How can tweak the environment improve people, teams, or organisational effectiveness?

AccessibleOperationalTeam1 min read
Contents

A method for changing behavior by changing the situation around it.

Tweak the Environment changes behaviour by redesigning the situation in which it occurs. A cue, default, tool, layout or process step can make the desired action easier and the unwanted action less convenient, reducing dependence on memory and willpower.

When to use it

  • Investigate a repeated behaviour problem before describing it as an attitude problem.
  • Remove small practical barriers that create disproportionate non-compliance.
  • Make a desired action easier to start or complete.
  • Create defaults and cues that support a change consistently.

Origins

The method is the “shape the Path” element of Chip and Dan Heath’s Switch approach. It translates a broad finding from behavioural and social psychology into change practice: behaviour is strongly influenced by the immediate situation. Altering friction, defaults, visibility and cues can change action even when motivation and knowledge remain constant.

What it is

An environmental tweak modifies the context around a target behaviour. It might relocate a tool to the point of use, shorten a form, pre-fill known information, remove a queue, change a room arrangement, add a visible prompt or block an easy route to the old behaviour.

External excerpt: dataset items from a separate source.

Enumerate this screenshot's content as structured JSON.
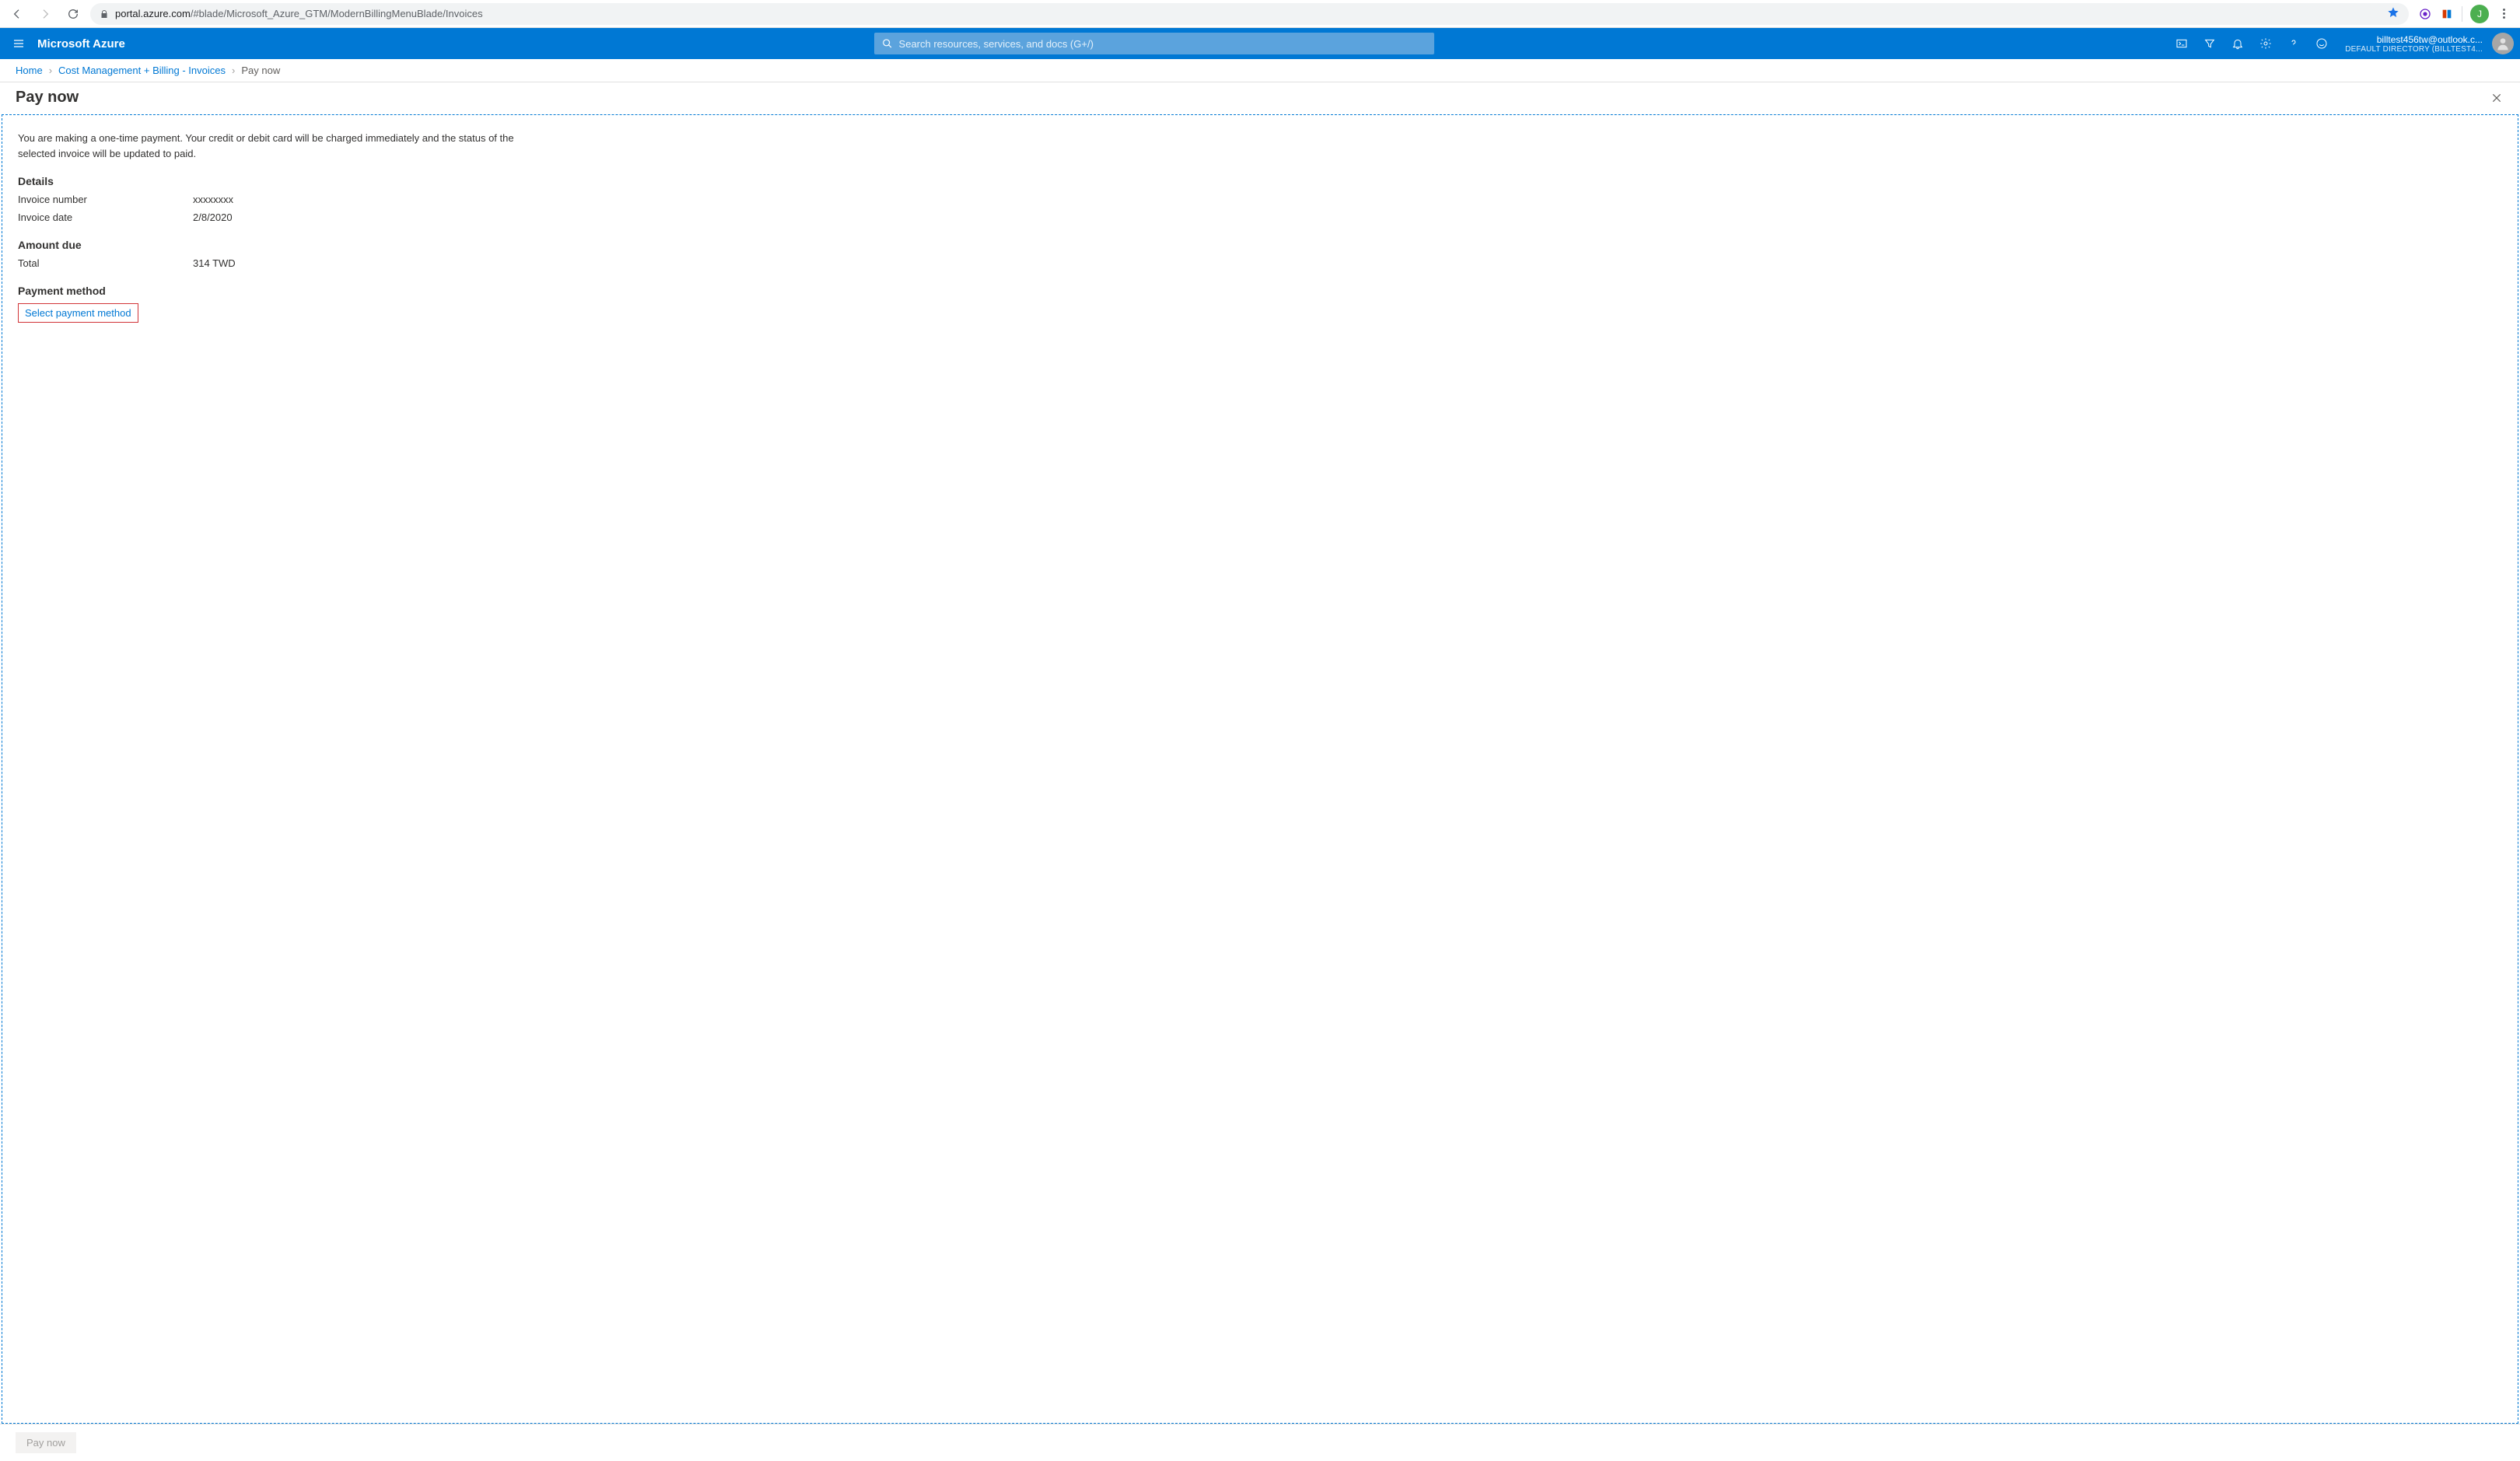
{
  "browser": {
    "url_host": "portal.azure.com",
    "url_path": "/#blade/Microsoft_Azure_GTM/ModernBillingMenuBlade/Invoices",
    "profile_initial": "J"
  },
  "header": {
    "brand": "Microsoft Azure",
    "search_placeholder": "Search resources, services, and docs (G+/)",
    "email": "billtest456tw@outlook.c...",
    "directory": "DEFAULT DIRECTORY (BILLTEST4..."
  },
  "breadcrumb": {
    "items": [
      {
        "label": "Home",
        "link": true
      },
      {
        "label": "Cost Management + Billing - Invoices",
        "link": true
      },
      {
        "label": "Pay now",
        "link": false
      }
    ]
  },
  "blade": {
    "title": "Pay now",
    "intro": "You are making a one-time payment. Your credit or debit card will be charged immediately and the status of the selected invoice will be updated to paid.",
    "sections": {
      "details_title": "Details",
      "invoice_number_label": "Invoice number",
      "invoice_number_value": "xxxxxxxx",
      "invoice_date_label": "Invoice date",
      "invoice_date_value": "2/8/2020",
      "amount_due_title": "Amount due",
      "total_label": "Total",
      "total_value": "314 TWD",
      "payment_method_title": "Payment method",
      "select_payment_label": "Select payment method"
    },
    "footer_button": "Pay now"
  }
}
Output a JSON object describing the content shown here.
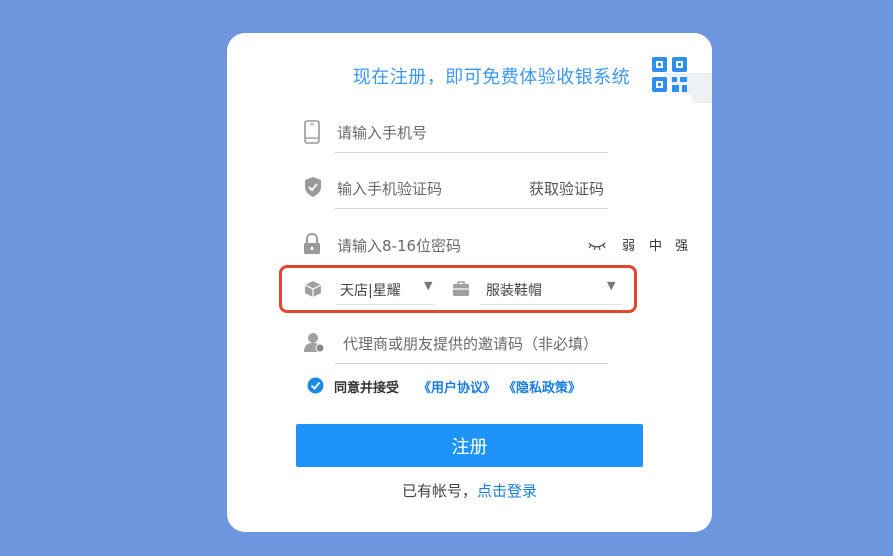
{
  "card": {
    "title": "现在注册，即可免费体验收银系统"
  },
  "form": {
    "phone": {
      "placeholder": "请输入手机号",
      "icon": "phone-icon"
    },
    "code": {
      "placeholder": "输入手机验证码",
      "icon": "shield-icon",
      "get_code_label": "获取验证码"
    },
    "password": {
      "placeholder": "请输入8-16位密码",
      "icon": "lock-icon",
      "strength": {
        "weak": "弱",
        "medium": "中",
        "strong": "强"
      }
    },
    "store_select": {
      "value": "天店|星耀",
      "icon": "cube-icon"
    },
    "industry_select": {
      "value": "服装鞋帽",
      "icon": "briefcase-icon"
    },
    "invite": {
      "placeholder": "代理商或朋友提供的邀请码（非必填）",
      "icon": "user-icon"
    }
  },
  "agreement": {
    "label": "同意并接受",
    "user_agreement": "《用户协议》",
    "privacy_policy": "《隐私政策》",
    "checked": true
  },
  "register_button": "注册",
  "login": {
    "prefix": "已有帐号，",
    "link": "点击登录"
  },
  "colors": {
    "background": "#6d96df",
    "accent": "#1e93f9",
    "title": "#3e98f0",
    "highlight_border": "#e0482f"
  }
}
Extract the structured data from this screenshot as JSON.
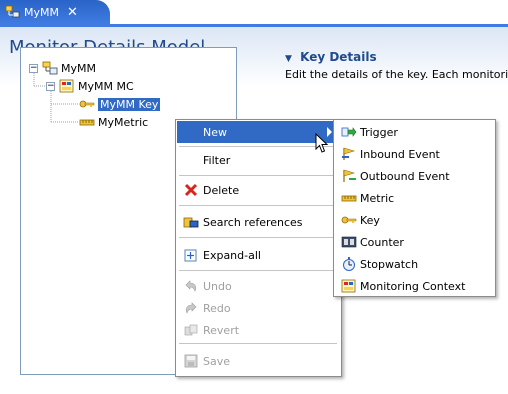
{
  "tab": {
    "label": "MyMM",
    "close": "✕"
  },
  "editor": {
    "title": "Monitor Details Model"
  },
  "tree": {
    "root": {
      "toggle": "−",
      "label": "MyMM"
    },
    "child": {
      "toggle": "−",
      "label": "MyMM MC"
    },
    "key": {
      "label": "MyMM Key"
    },
    "metric": {
      "label": "MyMetric"
    }
  },
  "details": {
    "caret": "▼",
    "title": "Key Details",
    "subtitle": "Edit the details of the key. Each monitorin"
  },
  "context_menu": {
    "new": "New",
    "filter": "Filter",
    "delete": "Delete",
    "search_references": "Search references",
    "expand_all": "Expand-all",
    "undo": "Undo",
    "redo": "Redo",
    "revert": "Revert",
    "save": "Save"
  },
  "submenu": {
    "trigger": "Trigger",
    "inbound_event": "Inbound Event",
    "outbound_event": "Outbound Event",
    "metric": "Metric",
    "key": "Key",
    "counter": "Counter",
    "stopwatch": "Stopwatch",
    "monitoring_context": "Monitoring Context"
  },
  "colors": {
    "selection": "#316ac5",
    "title": "#1f4a8c",
    "tab": "#3f7be0"
  }
}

The intervention is often small, but it should be causally specific. The question is not how to make the environment generally more attractive; it is which feature currently prompts, obstructs or rewards the behaviour in question.

How to use it

Describe the target behaviour in observable terms and map the sequence from trigger to completion. At each moment, note what a person must notice, decide, find, enter, wait for or hand off. Compare that journey with the easier route to the current behaviour.

Choose one friction point or cue to change. Remove an unnecessary step, place the required tool where the work occurs, preselect a helpful default, make progress visible or add a timely prompt. Where appropriate, add proportionate friction to the unwanted action.

Test the change with a small group and measure actual behaviour rather than stated preference. Check for unintended effects, especially for people with different access needs or workflows. Keep successful changes, reverse weak ones and continue along the behaviour sequence until the environment reliably supports the desired pattern.

Top practical tip

Watch someone attempt the behaviour in its real setting. The pause, search, workaround or handoff you observe often reveals a more useful intervention than another request for commitment.

Top pitfall

Do not make a default manipulative or optimize one action by shifting cost and confusion elsewhere. Preserve informed choice, test accessibility and examine the whole process for unintended consequences.

Further reading

  • Heath, C. and Heath, D. (twenty ten). Switch: How to Change Things When Change Is Hard. Broadway Books.
  • Thaler, R.H. and Sunstein, C.R. (two thousand and eight). Nudge. Yale University Press.